Une oeuvre inégale qui oscille entre génie et série B

Annihilation Critique "Annihilation" d'Alex Garland : le coup de génie pour Netflix ?
Entrons directement dans le vif du sujet. Déjà il faut savoir que ce film est l’adaptation du roman éponyme, de Jeff VanderMeer (2014). Annihilation est très inégal et oscille constamment entre génie et futilité. Avec des idées d’écriture remarquables, Alex Garland parvient à capter la curiosité des spectateurs sans pour autant répondre à leurs attentes. Dès le postulat de départ, l’intrigante histoire tisse sa toile. Une contrée incertaine, une météorite qui s’écrase sur notre planète et créé le miroitement (shimmer en VO), un microcosme indépendant, dangereux et en extension. Cependant l’introduction ne tient pas la route : une mise en contexte totalement bâclée, qui introduit les personnages sans aucune forme, qui laisse les détails sur le bord de la route et qui place ses protagonistes directement dans le feu de l’action sans véritable préparation. Ces facilités, où le cinéaste ne se prend pas la tête, décrédibilisent son oeuvre et lui donnent un arrière goût de série B. Les dialogues plats et sans intérêt n’arrangent pas les choses, de même que l’absence de personnages secondaires. Le montage est rectiligne, et quelques superbes idées comme la perte de mémoire sont délaissées. Les personnages sont relativement fades et ce survival ne parvient pas réellement à inquiéter, notamment à cause de personnages CGI dégueulasses. Pour autant, après défauts, qui donnent au film sa saveur de série B, Annihilation a de très bonnes idées d’écriture, et de symbolisme.

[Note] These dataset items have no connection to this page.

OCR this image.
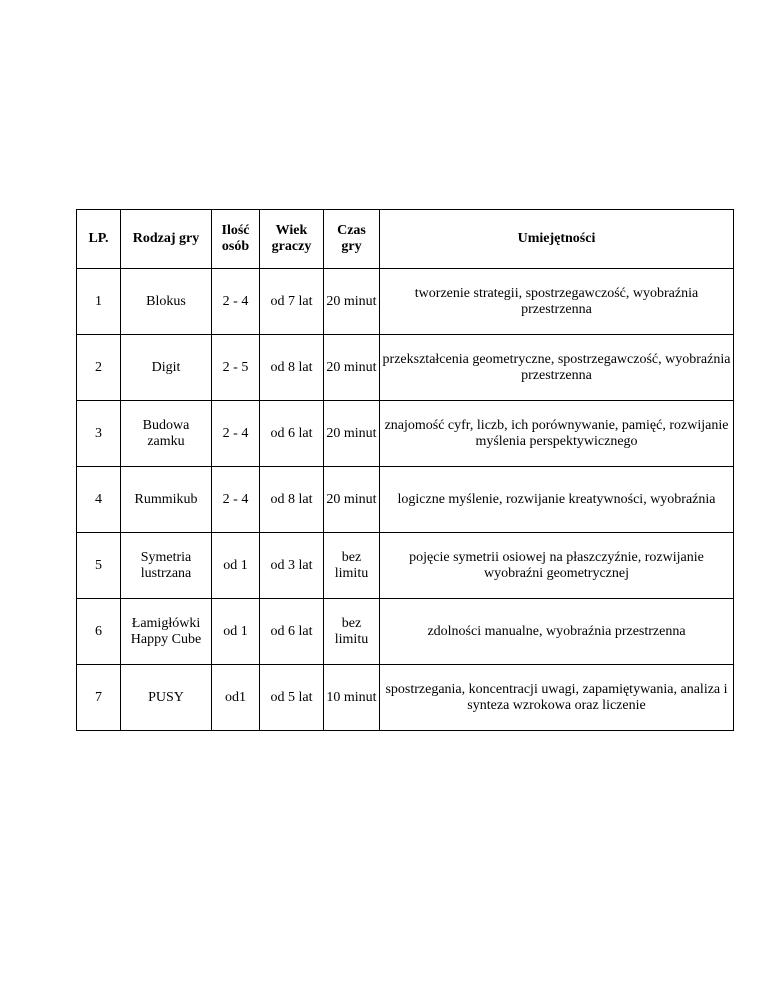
LP.	Rodzaj gry	Ilość osób	Wiek graczy	Czas gry	Umiejętności
1	Blokus	2 - 4	od 7 lat	20 minut	tworzenie strategii, spostrzegawczość, wyobraźnia przestrzenna
2	Digit	2 - 5	od 8 lat	20 minut	przekształcenia geometryczne, spostrzegawczość, wyobraźnia przestrzenna
3	Budowa zamku	2 - 4	od 6 lat	20 minut	znajomość cyfr, liczb, ich porównywanie, pamięć, rozwijanie myślenia perspektywicznego
4	Rummikub	2 - 4	od 8 lat	20 minut	logiczne myślenie, rozwijanie kreatywności, wyobraźnia
5	Symetria lustrzana	od 1	od 3 lat	bez limitu	pojęcie symetrii osiowej na płaszczyźnie, rozwijanie wyobraźni geometrycznej
6	Łamigłówki Happy Cube	od 1	od 6 lat	bez limitu	zdolności manualne, wyobraźnia przestrzenna
7	PUSY	od1	od 5 lat	10 minut	spostrzegania, koncentracji uwagi, zapamiętywania, analiza i synteza wzrokowa oraz liczenie
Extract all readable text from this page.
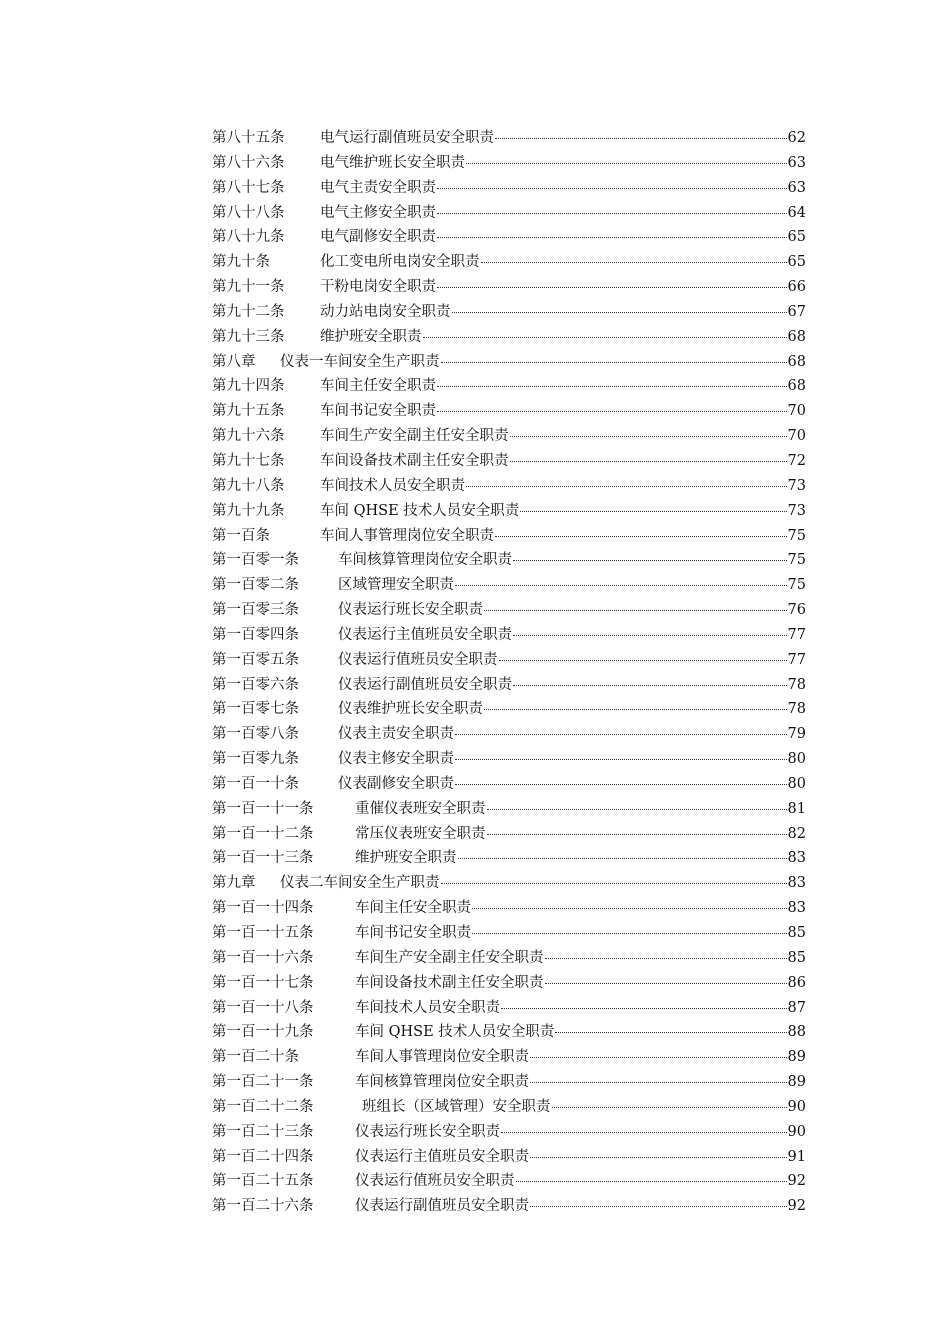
第八十五条	电气运行副值班员安全职责	62
第八十六条	电气维护班长安全职责	63
第八十七条	电气主责安全职责	63
第八十八条	电气主修安全职责	64
第八十九条	电气副修安全职责	65
第九十条	化工变电所电岗安全职责	65
第九十一条	干粉电岗安全职责	66
第九十二条	动力站电岗安全职责	67
第九十三条	维护班安全职责	68
第八章	仪表一车间安全生产职责	68
第九十四条	车间主任安全职责	68
第九十五条	车间书记安全职责	70
第九十六条	车间生产安全副主任安全职责	70
第九十七条	车间设备技术副主任安全职责	72
第九十八条	车间技术人员安全职责	73
第九十九条	车间 QHSE 技术人员安全职责	73
第一百条	车间人事管理岗位安全职责	75
第一百零一条	车间核算管理岗位安全职责	75
第一百零二条	区域管理安全职责	75
第一百零三条	仪表运行班长安全职责	76
第一百零四条	仪表运行主值班员安全职责	77
第一百零五条	仪表运行值班员安全职责	77
第一百零六条	仪表运行副值班员安全职责	78
第一百零七条	仪表维护班长安全职责	78
第一百零八条	仪表主责安全职责	79
第一百零九条	仪表主修安全职责	80
第一百一十条	仪表副修安全职责	80
第一百一十一条	重催仪表班安全职责	81
第一百一十二条	常压仪表班安全职责	82
第一百一十三条	维护班安全职责	83
第九章	仪表二车间安全生产职责	83
第一百一十四条	车间主任安全职责	83
第一百一十五条	车间书记安全职责	85
第一百一十六条	车间生产安全副主任安全职责	85
第一百一十七条	车间设备技术副主任安全职责	86
第一百一十八条	车间技术人员安全职责	87
第一百一十九条	车间 QHSE 技术人员安全职责	88
第一百二十条	车间人事管理岗位安全职责	89
第一百二十一条	车间核算管理岗位安全职责	89
第一百二十二条	班组长（区域管理）安全职责	90
第一百二十三条	仪表运行班长安全职责	90
第一百二十四条	仪表运行主值班员安全职责	91
第一百二十五条	仪表运行值班员安全职责	92
第一百二十六条	仪表运行副值班员安全职责	92
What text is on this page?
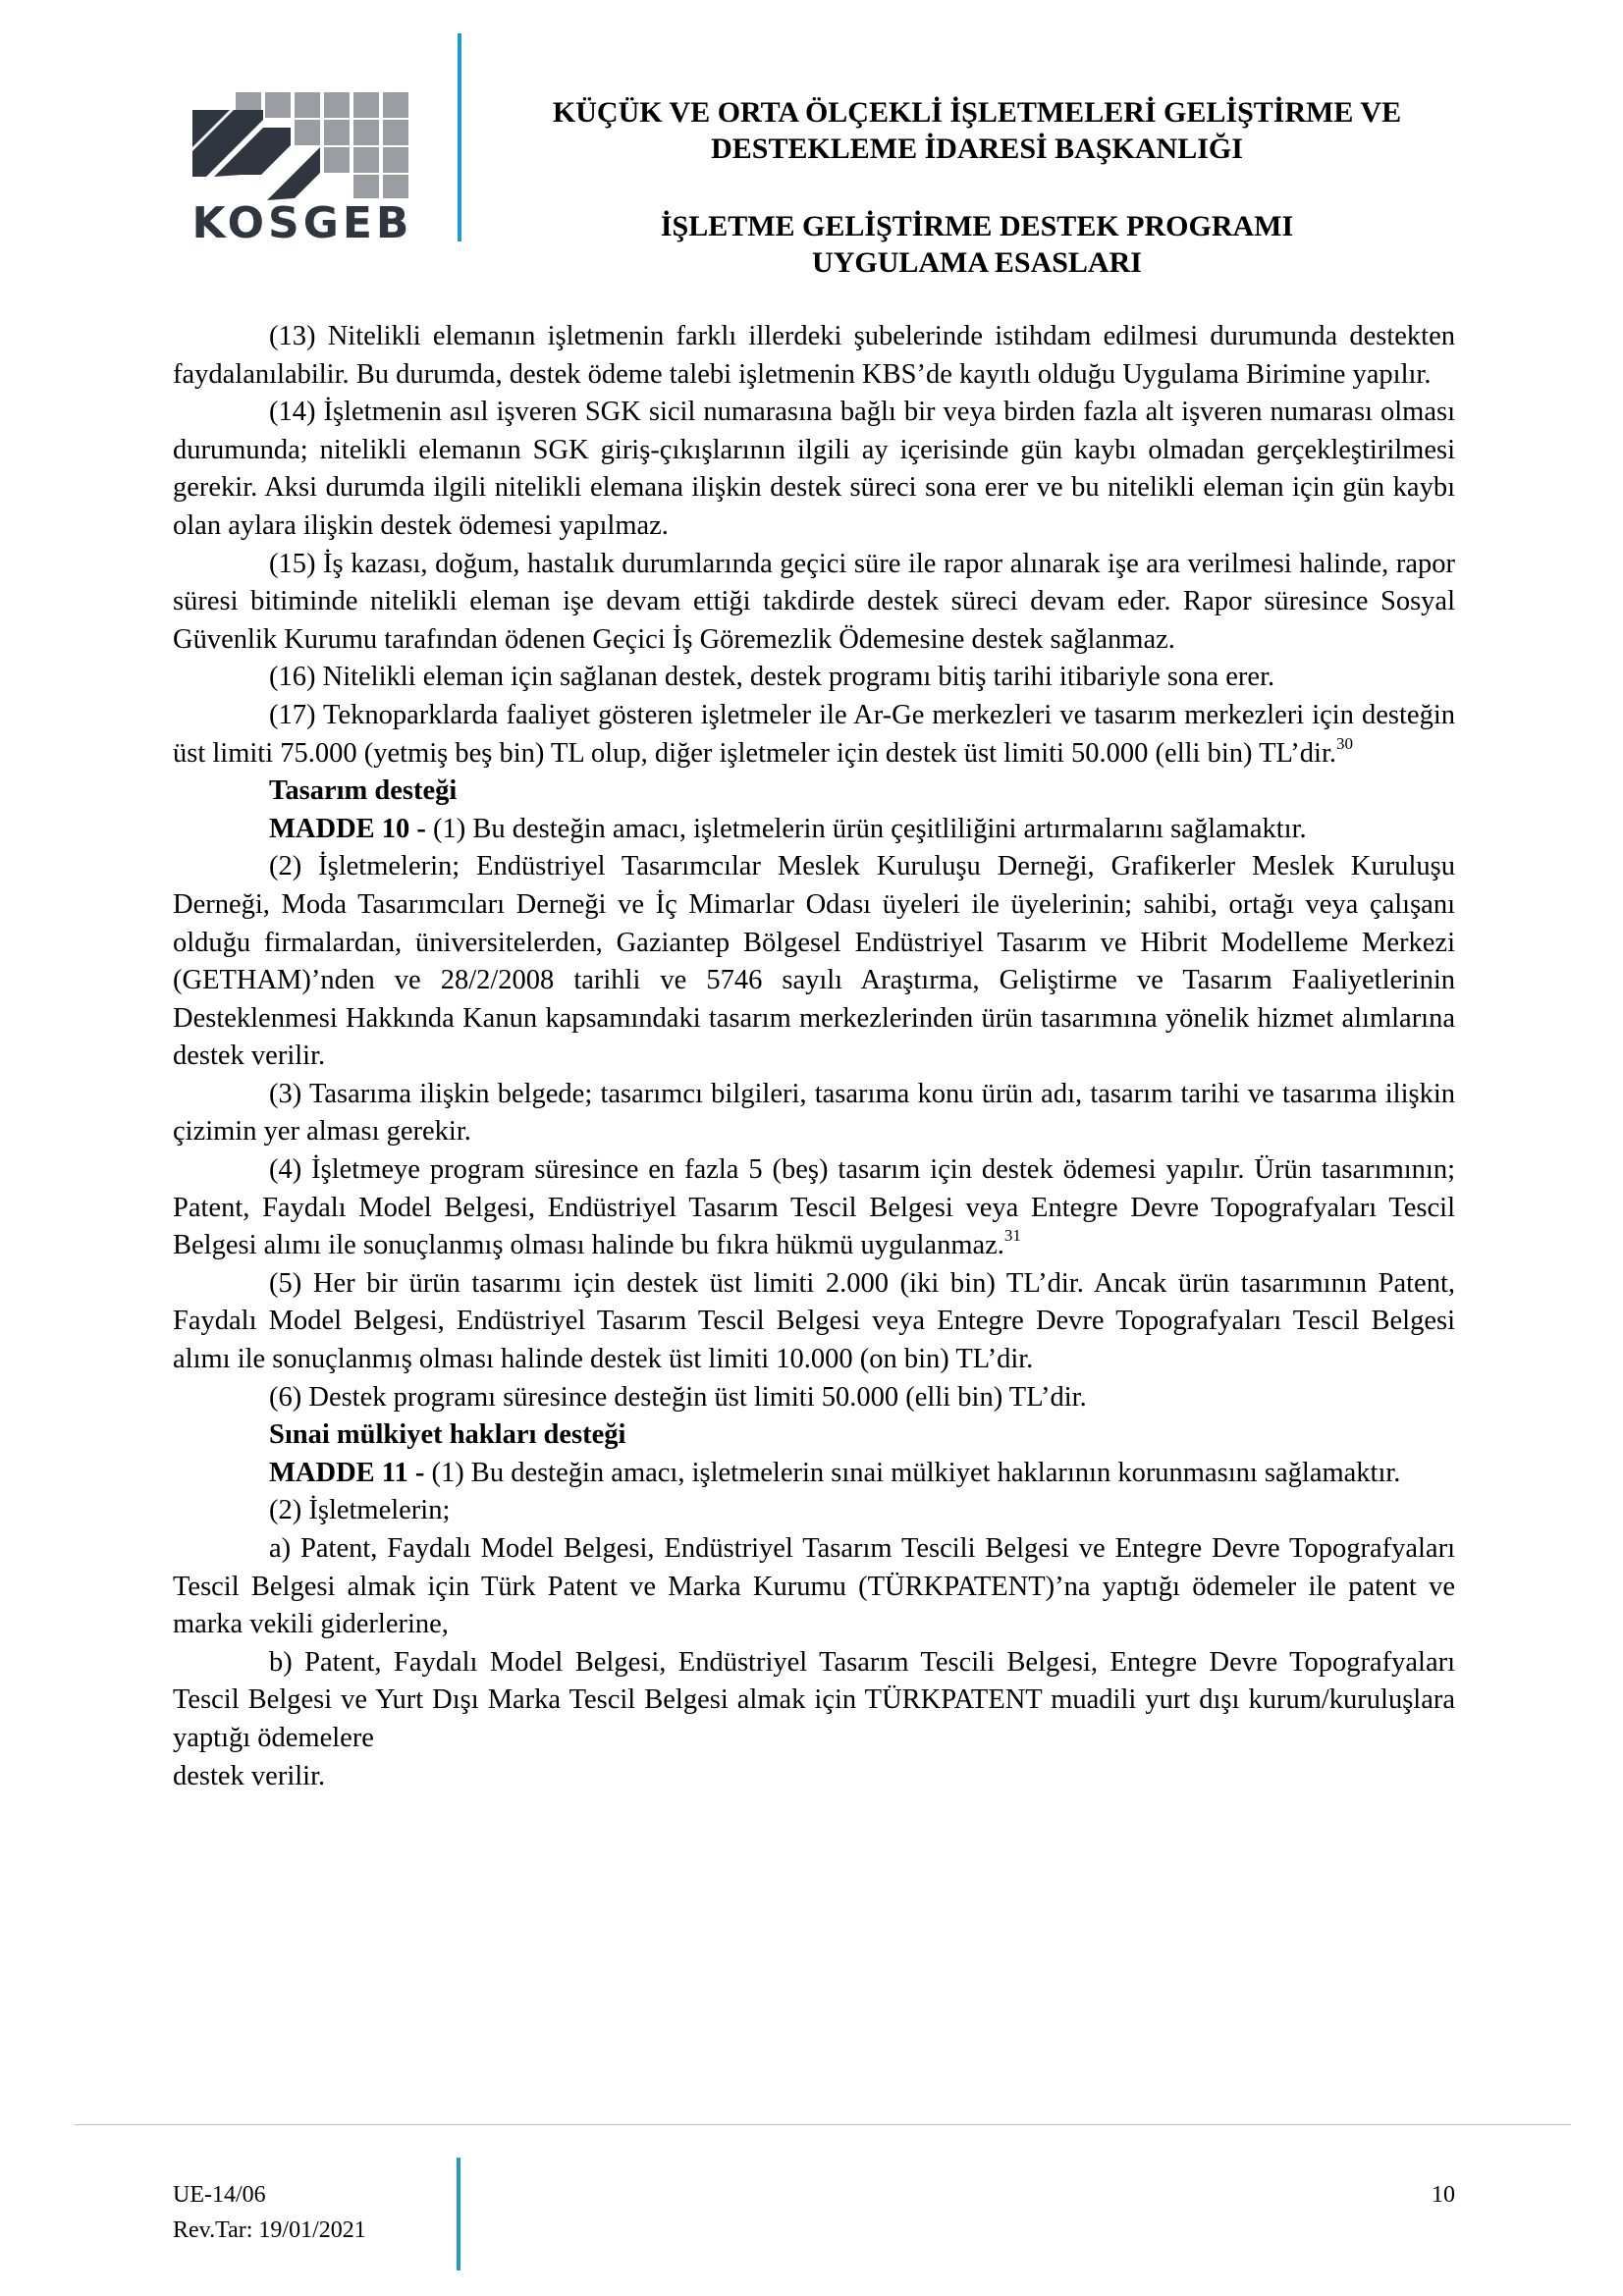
KOSGEB
KÜÇÜK VE ORTA ÖLÇEKLİ İŞLETMELERİ GELİŞTİRME VE
DESTEKLEME İDARESİ BAŞKANLIĞI
İŞLETME GELİŞTİRME DESTEK PROGRAMI
UYGULAMA ESASLARI

(13) Nitelikli elemanın işletmenin farklı illerdeki şubelerinde istihdam edilmesi durumunda destekten faydalanılabilir. Bu durumda, destek ödeme talebi işletmenin KBS’de kayıtlı olduğu Uygulama Birimine yapılır.

(14) İşletmenin asıl işveren SGK sicil numarasına bağlı bir veya birden fazla alt işveren numarası olması durumunda; nitelikli elemanın SGK giriş-çıkışlarının ilgili ay içerisinde gün kaybı olmadan gerçekleştirilmesi gerekir. Aksi durumda ilgili nitelikli elemana ilişkin destek süreci sona erer ve bu nitelikli eleman için gün kaybı olan aylara ilişkin destek ödemesi yapılmaz.

(15) İş kazası, doğum, hastalık durumlarında geçici süre ile rapor alınarak işe ara verilmesi halinde, rapor süresi bitiminde nitelikli eleman işe devam ettiği takdirde destek süreci devam eder. Rapor süresince Sosyal Güvenlik Kurumu tarafından ödenen Geçici İş Göremezlik Ödemesine destek sağlanmaz.

(16) Nitelikli eleman için sağlanan destek, destek programı bitiş tarihi itibariyle sona erer.

(17) Teknoparklarda faaliyet gösteren işletmeler ile Ar-Ge merkezleri ve tasarım merkezleri için desteğin üst limiti 75.000 (yetmiş beş bin) TL olup, diğer işletmeler için destek üst limiti 50.000 (elli bin) TL’dir.$^{30}$

Tasarım desteği

MADDE 10 - (1) Bu desteğin amacı, işletmelerin ürün çeşitliliğini artırmalarını sağlamaktır.

(2) İşletmelerin; Endüstriyel Tasarımcılar Meslek Kuruluşu Derneği, Grafikerler Meslek Kuruluşu Derneği, Moda Tasarımcıları Derneği ve İç Mimarlar Odası üyeleri ile üyelerinin; sahibi, ortağı veya çalışanı olduğu firmalardan, üniversitelerden, Gaziantep Bölgesel Endüstriyel Tasarım ve Hibrit Modelleme Merkezi (GETHAM)’nden ve 28/2/2008 tarihli ve 5746 sayılı Araştırma, Geliştirme ve Tasarım Faaliyetlerinin Desteklenmesi Hakkında Kanun kapsamındaki tasarım merkezlerinden ürün tasarımına yönelik hizmet alımlarına destek verilir.

(3) Tasarıma ilişkin belgede; tasarımcı bilgileri, tasarıma konu ürün adı, tasarım tarihi ve tasarıma ilişkin çizimin yer alması gerekir.

(4) İşletmeye program süresince en fazla 5 (beş) tasarım için destek ödemesi yapılır. Ürün tasarımının; Patent, Faydalı Model Belgesi, Endüstriyel Tasarım Tescil Belgesi veya Entegre Devre Topografyaları Tescil Belgesi alımı ile sonuçlanmış olması halinde bu fıkra hükmü uygulanmaz.$^{31}$

(5) Her bir ürün tasarımı için destek üst limiti 2.000 (iki bin) TL’dir. Ancak ürün tasarımının Patent, Faydalı Model Belgesi, Endüstriyel Tasarım Tescil Belgesi veya Entegre Devre Topografyaları Tescil Belgesi alımı ile sonuçlanmış olması halinde destek üst limiti 10.000 (on bin) TL’dir.

(6) Destek programı süresince desteğin üst limiti 50.000 (elli bin) TL’dir.

Sınai mülkiyet hakları desteği

MADDE 11 - (1) Bu desteğin amacı, işletmelerin sınai mülkiyet haklarının korunmasını sağlamaktır.

(2) İşletmelerin;

a) Patent, Faydalı Model Belgesi, Endüstriyel Tasarım Tescili Belgesi ve Entegre Devre Topografyaları Tescil Belgesi almak için Türk Patent ve Marka Kurumu (TÜRKPATENT)’na yaptığı ödemeler ile patent ve marka vekili giderlerine,

b) Patent, Faydalı Model Belgesi, Endüstriyel Tasarım Tescili Belgesi, Entegre Devre Topografyaları Tescil Belgesi ve Yurt Dışı Marka Tescil Belgesi almak için TÜRKPATENT muadili yurt dışı kurum/kuruluşlara yaptığı ödemelere

destek verilir.

UE-14/06
Rev.Tar: 19/01/2021
10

Alex Garland connaît ses classiques

annihilation netflix journal des sorties 02 Critique "Annihilation" d'Alex Garland : le coup de génie pour Netflix ?
Le parallèle avec Stalker est inévitable. Une forêt qui a ses propres règles, où les personnages se retrouvent confrontés à eux même, à la recherche d’une réponse à une question qu’ils ne connaissent même pas. Pour autant, le film de Andreï Tarkovski va beaucoup plus loin. C’est une oeuvre profondément organique, lancinante et contemplative, le tout avec très peu de moyens techniques. Alex Garland essaye d’atteindre cette extase de sensations, et y parvient, le temps d’une séquence pénétrante, où Natalie Portman rencontre le cœur du miroitement. Appuyé par une bande son envoûtante (The Mark – Moderat). Grand instant du film, qui disparaît aussi vite que son arrivée. Alex Garland se réfère également à L’invasion des Profanateurs ou The Thing au choix, pour cette question de dédoublement, de métamorphose. Mais également à l’imaginaire de Hayao Miyazaki dans la manière d’aborder les décors (cette forêt de sel, sublime) et les créatures. Annihilation regorge de bonnes idées mais utilise un traitement trop superficiel pour totalement séduire. De son crescendo à sa conclusion où l’Homme se rencontre enfin, le film d’Alex Garland abonde en matérialisations de science-fiction confondantes, gâchées par un traitement usuel presque paresseux.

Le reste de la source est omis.